Les 3 spectacles “ Orient  mon amour , qui reunit des chanteurs et musiciens du Maghreb, des Balkans et du Proche-Orient, Tuetano et les danseuses de flamenco ,et  Micro , un hommage à la physicalité du rock, ont réuni plus de 3000 spectateurs , un succès honorable qui a consolidé la cohésion de notre nouvelle équipe.

Quant à l’autre projet transfrontalier , Horizon , anciennement Transe, il s’agit de présenter au public un panorama de la création européenne , entre théâtre , performances , danse, musiques…Le terme Horizon a été très soigneusement élu par toute mon équipe , plus large encore que le mot horizons -avec un s- il veut mettre en valeur l’idée de regarder au loin ce qui se crée , ce que proposent les artistes de part et d’autre du Rhin : c’est le concept d’un horizon pluriel et fédérateur.Car notre volonté est de jeter des passerelles entre les pays et les arts: juste sous nos yeux !Pour le moment , nous défrichons encore mais nous cherchons à développer notre partenariat avec Bâle et Freibourg et faire circuler plus facilement les artistes , rendre les frontières poreuses. Malheureusement , les transports en commun s’arrêtent trop tôt , nous comptons beaucoup sur la contribution du Tram-Train mulhousien à la libre circulation des artistes et de leurs aficionados de la TriRegio.

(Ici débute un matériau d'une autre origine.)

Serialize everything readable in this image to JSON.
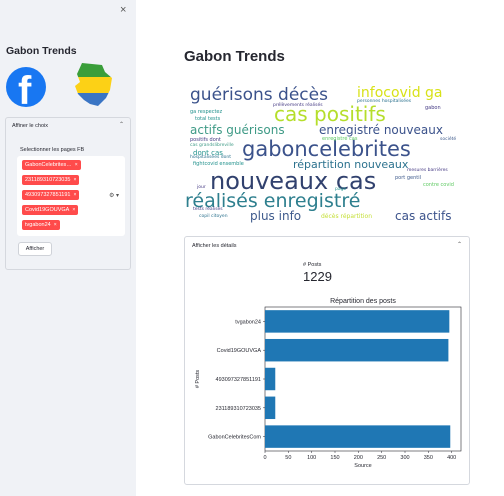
{
  "sidebar": {
    "close_glyph": "×",
    "title": "Gabon Trends",
    "facebook_letter": "f",
    "expander_label": "Affiner le choix",
    "expander_chevron": "⌃",
    "multiselect_label": "Selectionner les pages FB",
    "selected_pages": [
      {
        "label": "GabonCelebrites…",
        "remove": "×"
      },
      {
        "label": "231189310723035",
        "remove": "×"
      },
      {
        "label": "493097327851191",
        "remove": "×"
      },
      {
        "label": "Covid19GOUVGA",
        "remove": "×"
      },
      {
        "label": "tvgabon24",
        "remove": "×"
      }
    ],
    "multiselect_controls": "⚙ ▾",
    "submit_label": "Afficher"
  },
  "main": {
    "title": "Gabon Trends",
    "wordcloud_words": [
      {
        "text": "guérisons décès",
        "color": "#3b528b"
      },
      {
        "text": "infocovid ga",
        "color": "#d8e219"
      },
      {
        "text": "cas positifs",
        "color": "#b5de2b"
      },
      {
        "text": "actifs guérisons",
        "color": "#3e9a86"
      },
      {
        "text": "enregistré nouveaux",
        "color": "#3b528b"
      },
      {
        "text": "gaboncelebrites",
        "color": "#3b528b"
      },
      {
        "text": "répartition nouveaux",
        "color": "#2c728e"
      },
      {
        "text": "nouveaux cas",
        "color": "#31416e"
      },
      {
        "text": "réalisés enregistré",
        "color": "#2e7f8e"
      },
      {
        "text": "plus info",
        "color": "#3e5a8c"
      },
      {
        "text": "cas actifs",
        "color": "#3b528b"
      },
      {
        "text": "dont cas",
        "color": "#21918c"
      },
      {
        "text": "décès répartition",
        "color": "#c4df35"
      },
      {
        "text": "prélèvements réalisés",
        "color": "#443983"
      },
      {
        "text": "personnes hospitalisées",
        "color": "#2c728e"
      },
      {
        "text": "total tests",
        "color": "#21918c"
      },
      {
        "text": "ga respectez",
        "color": "#21918c"
      },
      {
        "text": "positifs dont",
        "color": "#443983"
      },
      {
        "text": "fightcovid ensemble",
        "color": "#21918c"
      },
      {
        "text": "tests réalisés",
        "color": "#443983"
      },
      {
        "text": "copil citoyen",
        "color": "#2c728e"
      },
      {
        "text": "port gentil",
        "color": "#3e5a8c"
      },
      {
        "text": "contre covid",
        "color": "#5ec962"
      },
      {
        "text": "mesures barrières",
        "color": "#443983"
      },
      {
        "text": "société",
        "color": "#3e5a8c"
      },
      {
        "text": "gabon",
        "color": "#443983"
      },
      {
        "text": "enregistré cas",
        "color": "#5ec962"
      },
      {
        "text": "hospitalisées dont",
        "color": "#2c728e"
      },
      {
        "text": "cas grandslibreville",
        "color": "#3e9a86"
      },
      {
        "text": "jour",
        "color": "#443983"
      },
      {
        "text": "page",
        "color": "#21918c"
      }
    ],
    "details_label": "Afficher les détails",
    "details_chevron": "⌃",
    "metric_label": "# Posts",
    "metric_value": "1229"
  },
  "chart_data": {
    "type": "bar",
    "orientation": "horizontal",
    "title": "Répartition des posts",
    "xlabel": "Source",
    "ylabel": "# Posts",
    "categories": [
      "tvgabon24",
      "Covid19GOUVGA",
      "493097327851191",
      "231189310723035",
      "GabonCelebritesCom"
    ],
    "values": [
      395,
      393,
      22,
      22,
      397
    ],
    "xlim": [
      0,
      420
    ],
    "xticks": [
      0,
      50,
      100,
      150,
      200,
      250,
      300,
      350,
      400
    ],
    "bar_color": "#1f77b4"
  }
}
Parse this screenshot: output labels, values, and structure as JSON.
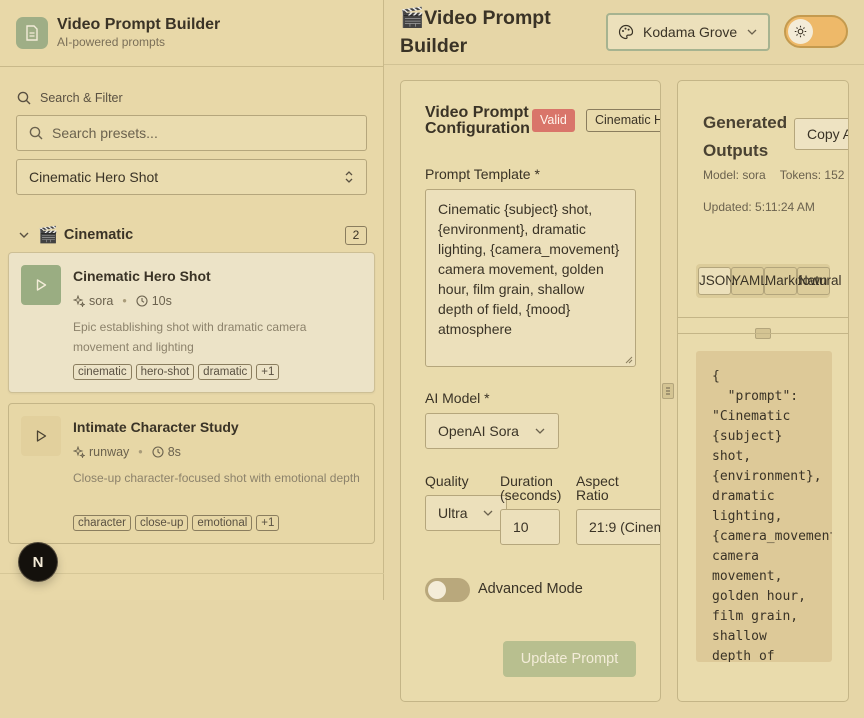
{
  "sidebar": {
    "app_title": "Video Prompt Builder",
    "app_subtitle": "AI-powered prompts",
    "search_filter_label": "Search & Filter",
    "search_placeholder": "Search presets...",
    "selected_preset": "Cinematic Hero Shot",
    "category": {
      "emoji": "🎬",
      "name": "Cinematic",
      "count": "2"
    },
    "cards": [
      {
        "title": "Cinematic Hero Shot",
        "model": "sora",
        "duration": "10s",
        "description": "Epic establishing shot with dramatic camera movement and lighting",
        "tags": [
          "cinematic",
          "hero-shot",
          "dramatic",
          "+1"
        ]
      },
      {
        "title": "Intimate Character Study",
        "model": "runway",
        "duration": "8s",
        "description": "Close-up character-focused shot with emotional depth",
        "tags": [
          "character",
          "close-up",
          "emotional",
          "+1"
        ]
      }
    ],
    "next_badge": "N"
  },
  "header": {
    "title_emoji": "🎬",
    "title": "Video Prompt Builder",
    "theme_name": "Kodama Grove"
  },
  "config": {
    "title": "Video Prompt Configuration",
    "valid_badge": "Valid",
    "preset_badge": "Cinematic H",
    "template_label": "Prompt Template *",
    "template_value": "Cinematic {subject} shot, {environment}, dramatic lighting, {camera_movement} camera movement, golden hour, film grain, shallow depth of field, {mood} atmosphere",
    "model_label": "AI Model *",
    "model_value": "OpenAI Sora",
    "quality_label": "Quality",
    "quality_value": "Ultra",
    "duration_label": "Duration (seconds)",
    "duration_value": "10",
    "aspect_label": "Aspect Ratio",
    "aspect_value": "21:9 (Cinem",
    "advanced_label": "Advanced Mode",
    "update_button": "Update Prompt"
  },
  "outputs": {
    "title": "Generated Outputs",
    "copy_button": "Copy A",
    "model_meta": "Model: sora",
    "tokens_meta": "Tokens: 152",
    "updated": "Updated: 5:11:24 AM",
    "tabs": [
      "JSON",
      "YAML",
      "Markdown",
      "Natural"
    ],
    "code": "{\n  \"prompt\":\n\"Cinematic\n{subject}\nshot,\n{environment},\ndramatic\nlighting,\n{camera_movement}\ncamera\nmovement,\ngolden hour,\nfilm grain,\nshallow\ndepth of"
  },
  "colors": {
    "background": "#e6d6a7",
    "accent_green": "#9aad82",
    "valid_badge": "#d9756a",
    "theme_toggle": "#eeb969"
  },
  "icons": [
    "document-icon",
    "search-icon",
    "chevrons-updown-icon",
    "chevron-down-icon",
    "play-icon",
    "sparkle-icon",
    "clock-icon",
    "palette-icon",
    "sun-icon",
    "grip-icon"
  ]
}
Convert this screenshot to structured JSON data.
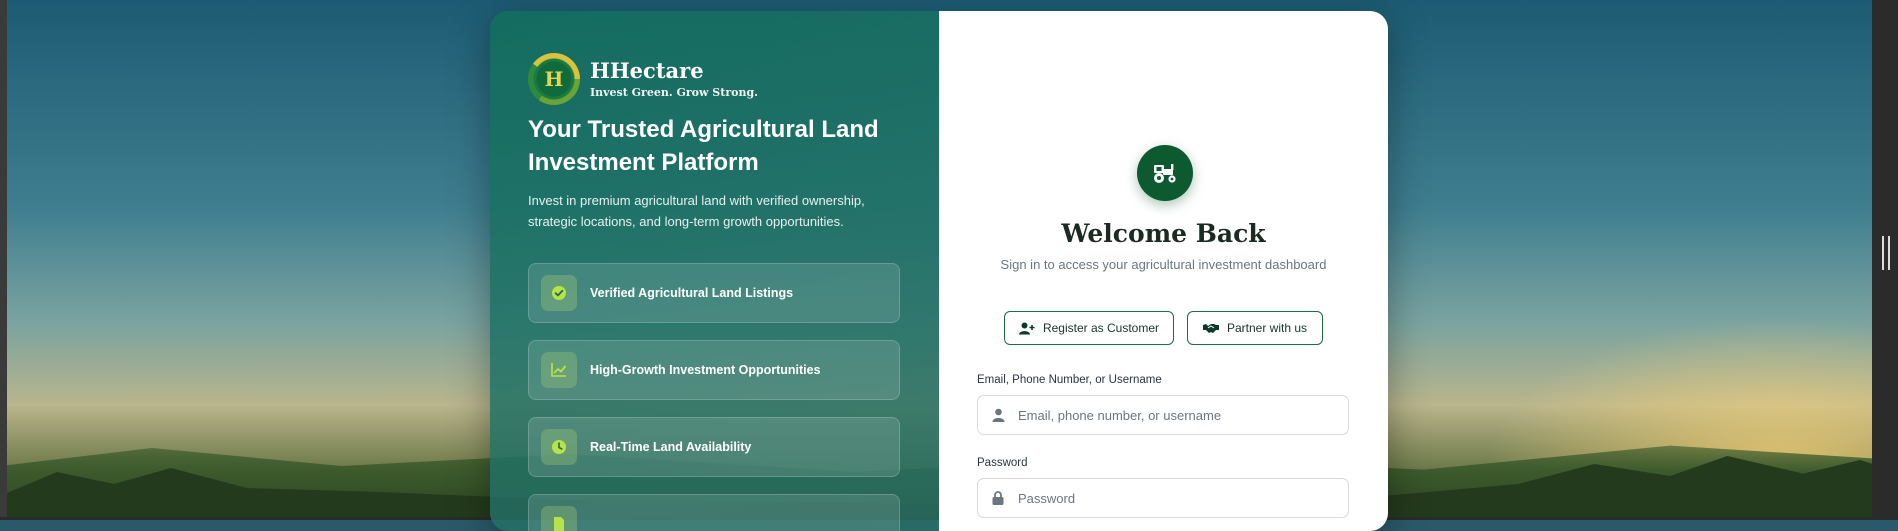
{
  "brand": {
    "name": "HHectare",
    "tagline": "Invest Green. Grow Strong.",
    "logo_letter": "H"
  },
  "hero": {
    "title": "Your Trusted Agricultural Land Investment Platform",
    "description": "Invest in premium agricultural land with verified ownership, strategic locations, and long-term growth opportunities."
  },
  "features": [
    {
      "label": "Verified Agricultural Land Listings",
      "icon": "check-circle-icon"
    },
    {
      "label": "High-Growth Investment Opportunities",
      "icon": "chart-line-icon"
    },
    {
      "label": "Real-Time Land Availability",
      "icon": "clock-icon"
    },
    {
      "label": "",
      "icon": "document-icon"
    }
  ],
  "login": {
    "icon": "tractor-icon",
    "title": "Welcome Back",
    "subtitle": "Sign in to access your agricultural investment dashboard",
    "register_label": "Register as Customer",
    "partner_label": "Partner with us",
    "identifier_label": "Email, Phone Number, or Username",
    "identifier_placeholder": "Email, phone number, or username",
    "password_label": "Password",
    "password_placeholder": "Password"
  },
  "colors": {
    "brand_green": "#0d5a30",
    "panel_teal": "#1e7064",
    "feature_icon": "#b6e34a"
  }
}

VB: à part la question des transports ,les  déplacements des artistes sont-ils aisés à realiser ?

M.G.G :Pas toujours , car les règlements inter-frontaliers diffèrent . Par exemple , à l’étranger , les artistes font partie de troupes et sont payés au cachet , alors qu’en France , la notion de troupe est remplacée par celle de compagnie pour le théâtre vivant; une compagnie se déplace donc , les disponibilités sont variables et l’organisation en pâtit parfois ; en outre , les allemands ont l’habitude d’envoyer leur metteur en scène tandis que le dramaturge est sur place , ce qui n’est  pas toujours facile à gérer. Par exemple , pour ” La vie est une rêve”, pièce de Calderon de la Barca donnée en mars , la volatilité des compagnies françaises fut un obstacle à de possibles reprises.Par contre , ces productions ne sont pas trop onéreuses( environ 15000 €), exception faite de spectacles réclamant une grosse infrastructure comme Calacas / Bartabas installé en avril  au parc des expositions de Mulhouse , qui  a entraîné un coût journalier de  1300€ .

VB: la  collaboration entre la Filature et la Ville de Mulhouse pour le spectacle du Théâtre Equestre Zingaro a-t-elle été fructueuse ?

M.G.G :Oui , nous devions mettre en oeuvre une logistique impressionnante pour accueillir les 29 chevaux , acheminer 5 tonnes de foin, 8 tonnes de copeaux , 2 semi-remorques de gravier, 4 de sable etc… puis dresser un gradin de 40 m de diamètre au Parc Expo; le succès a été au RV , nous avons fait salle comble pratiquement tout au long des représentations du 12 au 30 avril. D’autres productions demandent moins d’énergie en matière d’organisation , ainsi , Ô boy , conte moderne porté par un comédien unique dont le succès a été tel que nous avons du proposer une seconde représentation , un spectacle peut  parfois se démultiplier .

VB: à propos de démultiplication ,trouvez-vous encore  le temps de partir  en quête d’artistes d’autres cultures ? 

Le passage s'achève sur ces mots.